Seriously. I’m beginning to be fed up with this astonishingly imprecise term, “love,” and this is a perfect example. Is the love of a man for his stepdaughter the same as the love of a woman for her husband? Obviously not. What about the love of a best friend? Is the love of a woman for a man necessarily the same as the love of a woman for another woman? Well, how do we even know? Certainly in terms of risks and rewards faced, they’re not the same. (Pregnancy and dealing with The Weirdness That Is Men vs. societal and familial disapproval, for example. That’s not a universal comparison–some heterosexual couples won’t deal with pregnancy, although virtually all will deal with the possibility/expectation/desire of pregnancy, and not all homosexual couples will deal with comparable degrees of societal or familial disapproval. But I hope the example will at least give a sense of what I mean, that different structures for relationships provoke different reactions in both outsiders and the couple themselves.)
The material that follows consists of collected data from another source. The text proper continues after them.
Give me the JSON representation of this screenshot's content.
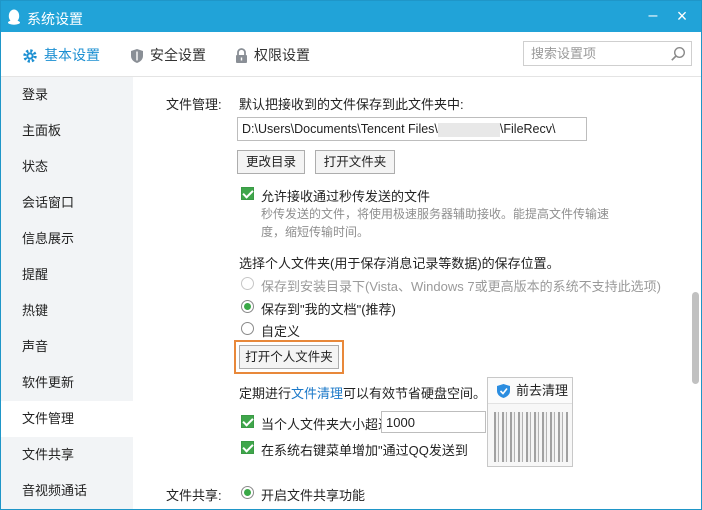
{
  "window": {
    "title": "系统设置"
  },
  "tabs": [
    {
      "label": "基本设置",
      "icon": "gear-icon",
      "active": true
    },
    {
      "label": "安全设置",
      "icon": "shield-icon",
      "active": false
    },
    {
      "label": "权限设置",
      "icon": "lock-icon",
      "active": false
    }
  ],
  "search": {
    "placeholder": "搜索设置项"
  },
  "sidebar": {
    "items": [
      {
        "label": "登录"
      },
      {
        "label": "主面板"
      },
      {
        "label": "状态"
      },
      {
        "label": "会话窗口"
      },
      {
        "label": "信息展示"
      },
      {
        "label": "提醒"
      },
      {
        "label": "热键"
      },
      {
        "label": "声音"
      },
      {
        "label": "软件更新"
      },
      {
        "label": "文件管理",
        "active": true
      },
      {
        "label": "文件共享"
      },
      {
        "label": "音视频通话"
      }
    ]
  },
  "file_management": {
    "section_label": "文件管理:",
    "save_desc": "默认把接收到的文件保存到此文件夹中:",
    "path_prefix": "D:\\Users\\Documents\\Tencent Files\\",
    "path_suffix": "\\FileRecv\\",
    "change_dir_button": "更改目录",
    "open_folder_button": "打开文件夹",
    "allow_flash_label": "允许接收通过秒传发送的文件",
    "allow_flash_checked": true,
    "flash_hint_line1": "秒传发送的文件，将使用极速服务器辅助接收。能提高文件传输速",
    "flash_hint_line2": "度，缩短传输时间。",
    "personal_folder_desc": "选择个人文件夹(用于保存消息记录等数据)的保存位置。",
    "radio_install_dir": "保存到安装目录下(Vista、Windows 7或更高版本的系统不支持此选项)",
    "radio_my_docs": "保存到\"我的文档\"(推荐)",
    "radio_custom": "自定义",
    "open_personal_folder_button": "打开个人文件夹",
    "cleanup_prefix": "定期进行",
    "cleanup_link": "文件清理",
    "cleanup_suffix": "可以有效节省硬盘空间。",
    "go_clean_button": "前去清理",
    "size_limit_label": "当个人文件夹大小超过",
    "size_limit_value": "1000",
    "context_menu_label": "在系统右键菜单增加\"通过QQ发送到"
  },
  "file_sharing": {
    "section_label": "文件共享:",
    "enable_label": "开启文件共享功能"
  },
  "colors": {
    "titlebar": "#21a3d8",
    "accent": "#1b8fd2",
    "highlight_border": "#e8883a",
    "check_green": "#3fa64b"
  }
}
In “The Lion in Winter,” does Henry love Eleanor?

I am perhaps oversensitive here, as I find that gay-marriage proponents tend to denigrate my closest chosen relationships (hi, I’m single) in favor of the Real True And Only Possible Love that is sexual. So yeah, I get a bit snippy (as I think that last sentence did!), and I want to point out that deep abiding love can be as strong or stronger between people who have no romantic relationship as between people who do. I get the impression that our current cultural understanding of “love” is deeply confused, and so I’d rather have it all spelled out (in this case, “Homosexual relationships must be treated equally to heterosexual relationships because a, b, c, which are the relevant factors in [societal honor, governmental preference via marriage, or whatever is really being argued]”) rather than relying on imprecise terms like “love,” which cover all kinds of relationships, and a myriad of sins. Like I said, I’m a writer; but I’m also a tabloid journalist. I want to know the details.